| HN Mirror

Y	Hacker News new \| ask \| show \| jobs

by derefr 2247 days ago

> monstrous, complicated, stateful streams feature

It's two data structures (which were already in Redis for other reasons!), and an automatic sequential identifier. Everything else that's "stateful" about it is client-side state—the server is still just a data-structure server. A Redis stream is basically just a Redis sorted set that's coherent in the face of clients trying to consume it paginated as other clients insert into the middle of it.

Also, the code is in one file (https://github.com/antirez/redis/blob/unstable/src/t_stream.... ); that file is ~3KLOC. It's just another Redis Module, isolated into its own set of functions with no impact on the codebase as a whole. It's just one that's so widely applicable, to so many use-cases that people were already using Redis for (through Sidekiq/Resque/etc) that it makes sense to ship this particular module with Redis itself.

Would you get upset about bloat if Postgres upstreamed a highly-popular extension? It already has nine or ten installed by default, and a few more sitting in contrib/. But, of course, even upstreamed, none of those extensions are enabled by default, adding runtime overhead to your DB; you have to ask for them, just as if you were installing a third-party extension. Same here: if you don't use the Streams module, there's no overhead to its existence in the Redis codebase.

> do people really expose Redis on the internet??

Cloud DBaaS providers expose Redis instances "over the Internet", in the sense that they're in the same AZ but not within your VPC. To the extent that you can wireshark a data-center's virtual SDN, they need to encrypt this traffic.

Even PaaS providers do things this way, since they usually lean on third-party DBaaS providers. E.g. all of the Redis services you can attach to a Heroku app are consumed "over the Internet."
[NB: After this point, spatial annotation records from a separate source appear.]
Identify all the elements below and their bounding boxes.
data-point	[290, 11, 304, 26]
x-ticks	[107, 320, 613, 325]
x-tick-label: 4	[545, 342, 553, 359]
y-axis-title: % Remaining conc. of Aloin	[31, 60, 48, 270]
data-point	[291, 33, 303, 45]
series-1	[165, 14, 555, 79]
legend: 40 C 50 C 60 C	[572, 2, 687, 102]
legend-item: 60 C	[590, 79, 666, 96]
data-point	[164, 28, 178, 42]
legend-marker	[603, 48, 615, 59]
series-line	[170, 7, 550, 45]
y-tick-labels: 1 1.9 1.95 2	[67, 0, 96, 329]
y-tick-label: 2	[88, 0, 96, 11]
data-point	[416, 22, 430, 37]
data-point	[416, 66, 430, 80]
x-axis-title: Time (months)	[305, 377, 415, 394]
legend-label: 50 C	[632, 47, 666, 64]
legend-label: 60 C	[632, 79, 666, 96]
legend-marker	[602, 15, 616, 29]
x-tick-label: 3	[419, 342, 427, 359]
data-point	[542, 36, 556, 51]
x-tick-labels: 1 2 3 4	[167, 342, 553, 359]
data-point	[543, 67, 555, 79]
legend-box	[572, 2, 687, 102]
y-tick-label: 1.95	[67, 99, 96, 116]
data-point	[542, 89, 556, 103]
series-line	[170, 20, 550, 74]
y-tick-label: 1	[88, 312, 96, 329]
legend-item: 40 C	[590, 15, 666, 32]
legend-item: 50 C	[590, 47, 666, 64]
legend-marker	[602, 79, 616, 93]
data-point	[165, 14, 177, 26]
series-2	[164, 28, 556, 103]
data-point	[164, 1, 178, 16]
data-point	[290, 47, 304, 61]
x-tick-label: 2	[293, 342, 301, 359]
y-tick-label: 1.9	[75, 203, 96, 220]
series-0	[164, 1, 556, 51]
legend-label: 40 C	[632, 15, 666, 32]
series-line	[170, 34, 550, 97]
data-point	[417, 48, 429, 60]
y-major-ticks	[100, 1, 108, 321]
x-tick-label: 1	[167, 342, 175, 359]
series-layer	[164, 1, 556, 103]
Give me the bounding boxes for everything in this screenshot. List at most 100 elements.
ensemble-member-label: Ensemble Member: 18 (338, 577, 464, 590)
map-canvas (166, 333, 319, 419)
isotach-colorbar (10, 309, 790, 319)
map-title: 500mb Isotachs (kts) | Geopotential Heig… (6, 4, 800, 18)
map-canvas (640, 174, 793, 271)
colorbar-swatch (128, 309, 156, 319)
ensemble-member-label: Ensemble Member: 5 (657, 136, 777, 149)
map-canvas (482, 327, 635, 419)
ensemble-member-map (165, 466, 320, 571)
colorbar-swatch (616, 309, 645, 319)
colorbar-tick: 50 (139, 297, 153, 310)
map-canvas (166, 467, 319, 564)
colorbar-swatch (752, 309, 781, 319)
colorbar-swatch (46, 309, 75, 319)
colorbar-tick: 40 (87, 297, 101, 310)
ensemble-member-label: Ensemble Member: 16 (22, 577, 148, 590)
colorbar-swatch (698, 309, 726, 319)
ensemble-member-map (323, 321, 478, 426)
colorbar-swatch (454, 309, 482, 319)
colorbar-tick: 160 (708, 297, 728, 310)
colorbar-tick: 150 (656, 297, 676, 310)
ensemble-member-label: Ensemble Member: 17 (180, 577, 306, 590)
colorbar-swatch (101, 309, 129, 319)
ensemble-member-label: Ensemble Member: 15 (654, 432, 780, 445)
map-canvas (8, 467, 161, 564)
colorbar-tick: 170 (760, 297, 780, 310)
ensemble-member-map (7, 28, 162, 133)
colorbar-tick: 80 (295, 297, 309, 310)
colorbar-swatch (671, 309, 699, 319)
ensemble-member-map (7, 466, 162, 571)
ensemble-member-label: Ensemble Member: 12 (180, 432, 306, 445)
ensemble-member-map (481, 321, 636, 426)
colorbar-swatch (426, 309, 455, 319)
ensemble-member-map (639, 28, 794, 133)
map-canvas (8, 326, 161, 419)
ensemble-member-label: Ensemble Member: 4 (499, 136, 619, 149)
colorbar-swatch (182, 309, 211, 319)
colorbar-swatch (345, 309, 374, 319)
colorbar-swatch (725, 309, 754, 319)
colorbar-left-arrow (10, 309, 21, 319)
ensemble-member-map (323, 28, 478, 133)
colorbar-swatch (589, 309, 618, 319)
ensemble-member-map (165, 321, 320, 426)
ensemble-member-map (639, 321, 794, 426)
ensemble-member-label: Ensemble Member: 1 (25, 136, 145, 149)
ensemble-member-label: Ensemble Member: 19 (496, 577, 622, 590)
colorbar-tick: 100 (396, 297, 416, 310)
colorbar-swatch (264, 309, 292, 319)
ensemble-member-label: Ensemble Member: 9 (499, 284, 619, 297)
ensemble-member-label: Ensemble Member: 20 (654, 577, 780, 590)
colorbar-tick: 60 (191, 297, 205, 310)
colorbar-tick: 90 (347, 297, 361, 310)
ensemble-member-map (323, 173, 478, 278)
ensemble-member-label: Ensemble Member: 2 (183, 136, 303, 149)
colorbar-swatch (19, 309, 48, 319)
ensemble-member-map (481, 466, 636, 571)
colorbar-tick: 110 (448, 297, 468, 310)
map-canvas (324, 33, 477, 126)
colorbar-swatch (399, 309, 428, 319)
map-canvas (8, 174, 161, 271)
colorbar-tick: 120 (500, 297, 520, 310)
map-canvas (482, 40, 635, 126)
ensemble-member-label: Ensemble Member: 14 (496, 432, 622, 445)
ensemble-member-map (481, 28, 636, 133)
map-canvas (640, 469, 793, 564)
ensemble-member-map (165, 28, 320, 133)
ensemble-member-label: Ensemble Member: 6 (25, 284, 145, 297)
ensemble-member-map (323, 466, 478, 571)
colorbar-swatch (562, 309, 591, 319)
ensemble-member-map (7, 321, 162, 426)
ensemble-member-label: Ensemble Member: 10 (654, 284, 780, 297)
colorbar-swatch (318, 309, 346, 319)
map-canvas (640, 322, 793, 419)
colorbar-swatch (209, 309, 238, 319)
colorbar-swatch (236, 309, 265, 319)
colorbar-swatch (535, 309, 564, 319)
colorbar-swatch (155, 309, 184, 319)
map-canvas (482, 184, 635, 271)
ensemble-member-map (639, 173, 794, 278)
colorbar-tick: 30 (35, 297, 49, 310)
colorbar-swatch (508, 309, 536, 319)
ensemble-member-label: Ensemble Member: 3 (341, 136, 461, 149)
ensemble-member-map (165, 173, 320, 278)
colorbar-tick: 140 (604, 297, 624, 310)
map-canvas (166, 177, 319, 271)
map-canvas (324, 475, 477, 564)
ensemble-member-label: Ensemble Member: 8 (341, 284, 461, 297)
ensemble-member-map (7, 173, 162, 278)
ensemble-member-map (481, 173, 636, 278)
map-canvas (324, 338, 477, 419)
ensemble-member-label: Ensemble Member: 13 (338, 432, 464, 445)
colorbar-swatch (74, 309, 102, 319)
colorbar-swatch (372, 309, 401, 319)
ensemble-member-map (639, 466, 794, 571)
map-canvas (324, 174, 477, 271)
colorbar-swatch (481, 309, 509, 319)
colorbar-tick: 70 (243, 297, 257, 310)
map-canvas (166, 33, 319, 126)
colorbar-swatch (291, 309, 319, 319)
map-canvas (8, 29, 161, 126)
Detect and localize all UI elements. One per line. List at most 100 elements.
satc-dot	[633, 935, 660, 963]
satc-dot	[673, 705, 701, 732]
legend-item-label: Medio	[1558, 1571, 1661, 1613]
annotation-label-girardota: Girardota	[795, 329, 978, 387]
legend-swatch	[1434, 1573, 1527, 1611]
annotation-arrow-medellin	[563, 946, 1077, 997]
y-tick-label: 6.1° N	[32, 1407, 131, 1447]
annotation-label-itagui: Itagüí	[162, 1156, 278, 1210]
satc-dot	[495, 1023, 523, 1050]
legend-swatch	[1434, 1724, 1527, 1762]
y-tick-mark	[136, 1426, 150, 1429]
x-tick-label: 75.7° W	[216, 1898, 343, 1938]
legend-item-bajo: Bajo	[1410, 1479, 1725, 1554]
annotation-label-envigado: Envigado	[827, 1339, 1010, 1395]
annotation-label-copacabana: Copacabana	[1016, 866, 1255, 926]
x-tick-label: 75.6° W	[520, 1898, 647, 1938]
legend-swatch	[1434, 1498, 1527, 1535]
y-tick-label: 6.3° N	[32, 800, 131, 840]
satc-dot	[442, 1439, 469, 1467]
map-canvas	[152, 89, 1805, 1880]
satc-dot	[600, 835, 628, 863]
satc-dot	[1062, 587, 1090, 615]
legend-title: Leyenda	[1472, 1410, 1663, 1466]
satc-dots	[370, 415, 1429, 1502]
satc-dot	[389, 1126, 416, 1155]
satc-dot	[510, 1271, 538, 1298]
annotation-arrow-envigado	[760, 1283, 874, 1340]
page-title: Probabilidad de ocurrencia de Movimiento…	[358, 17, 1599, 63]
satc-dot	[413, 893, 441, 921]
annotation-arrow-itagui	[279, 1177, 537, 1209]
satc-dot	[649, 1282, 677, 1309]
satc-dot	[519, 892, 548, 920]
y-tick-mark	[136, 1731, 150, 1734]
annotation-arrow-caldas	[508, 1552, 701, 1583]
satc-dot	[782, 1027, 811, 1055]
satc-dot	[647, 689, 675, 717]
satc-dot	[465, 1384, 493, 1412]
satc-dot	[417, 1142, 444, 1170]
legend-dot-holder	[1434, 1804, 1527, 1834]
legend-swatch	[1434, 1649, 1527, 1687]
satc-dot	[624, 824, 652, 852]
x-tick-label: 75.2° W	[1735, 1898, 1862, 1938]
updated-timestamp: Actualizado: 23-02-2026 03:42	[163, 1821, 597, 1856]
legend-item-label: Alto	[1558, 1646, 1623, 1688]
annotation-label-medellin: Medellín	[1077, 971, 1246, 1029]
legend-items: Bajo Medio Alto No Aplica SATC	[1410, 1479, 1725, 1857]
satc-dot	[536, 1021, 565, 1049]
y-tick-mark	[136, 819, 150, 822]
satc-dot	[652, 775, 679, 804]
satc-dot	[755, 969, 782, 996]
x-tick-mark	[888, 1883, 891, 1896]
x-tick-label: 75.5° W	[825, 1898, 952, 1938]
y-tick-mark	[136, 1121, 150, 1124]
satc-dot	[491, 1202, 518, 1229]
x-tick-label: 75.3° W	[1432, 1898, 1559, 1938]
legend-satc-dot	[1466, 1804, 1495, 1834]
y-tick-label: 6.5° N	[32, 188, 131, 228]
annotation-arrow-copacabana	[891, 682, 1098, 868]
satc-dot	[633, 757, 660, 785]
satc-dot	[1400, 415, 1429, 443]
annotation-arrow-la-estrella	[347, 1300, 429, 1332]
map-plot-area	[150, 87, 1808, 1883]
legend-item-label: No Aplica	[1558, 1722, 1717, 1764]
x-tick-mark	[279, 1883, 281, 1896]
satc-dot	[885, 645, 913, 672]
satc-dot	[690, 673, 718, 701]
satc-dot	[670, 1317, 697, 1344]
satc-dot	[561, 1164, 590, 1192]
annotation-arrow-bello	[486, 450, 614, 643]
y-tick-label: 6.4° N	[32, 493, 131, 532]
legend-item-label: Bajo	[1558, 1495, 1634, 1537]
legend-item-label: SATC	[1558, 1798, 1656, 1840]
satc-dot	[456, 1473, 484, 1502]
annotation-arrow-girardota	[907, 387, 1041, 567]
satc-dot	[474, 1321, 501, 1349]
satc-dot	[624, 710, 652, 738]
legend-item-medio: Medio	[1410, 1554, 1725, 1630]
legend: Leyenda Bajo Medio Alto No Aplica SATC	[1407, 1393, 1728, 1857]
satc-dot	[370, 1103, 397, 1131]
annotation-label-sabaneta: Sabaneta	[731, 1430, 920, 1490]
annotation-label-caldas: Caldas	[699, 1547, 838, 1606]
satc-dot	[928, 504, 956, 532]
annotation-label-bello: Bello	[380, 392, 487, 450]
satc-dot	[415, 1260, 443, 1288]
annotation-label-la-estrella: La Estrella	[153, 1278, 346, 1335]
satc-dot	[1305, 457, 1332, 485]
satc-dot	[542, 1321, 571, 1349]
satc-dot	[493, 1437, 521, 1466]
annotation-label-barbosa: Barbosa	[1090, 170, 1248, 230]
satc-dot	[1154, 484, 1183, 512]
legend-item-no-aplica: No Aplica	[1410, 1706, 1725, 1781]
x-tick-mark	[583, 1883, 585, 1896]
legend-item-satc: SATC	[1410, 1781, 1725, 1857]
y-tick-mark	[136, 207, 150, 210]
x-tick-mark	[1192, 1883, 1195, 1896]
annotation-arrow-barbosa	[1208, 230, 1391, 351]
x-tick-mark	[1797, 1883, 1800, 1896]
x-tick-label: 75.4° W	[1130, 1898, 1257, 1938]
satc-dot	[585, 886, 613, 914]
If you're using Redis through an IaaS provider's offering (e.g. AWS ElastiCache, Google Cloud Memorystore) then you get the benefit of them being able to spawn an instance "outside" your project/VPC (i.e. having it be managed by them), but have it nevertheless routed to an IP address inside your VPC. That might be enough security for you, if you don't have any legal requirements saying otherwise. For some people, it's not, and they need TLS on top anyway.

> cluster stuff

Have you looked at how it's done? It's just ease-of-use tooling around the obvious thing to do to scale Redis: partitioning the keyspace onto distinct Redis instances, and then routing requests to partitions based on the key. It's not like Redis has suddenly become a multi-master consensus system like Zookeeper; the router logic isn't even in the server codebase!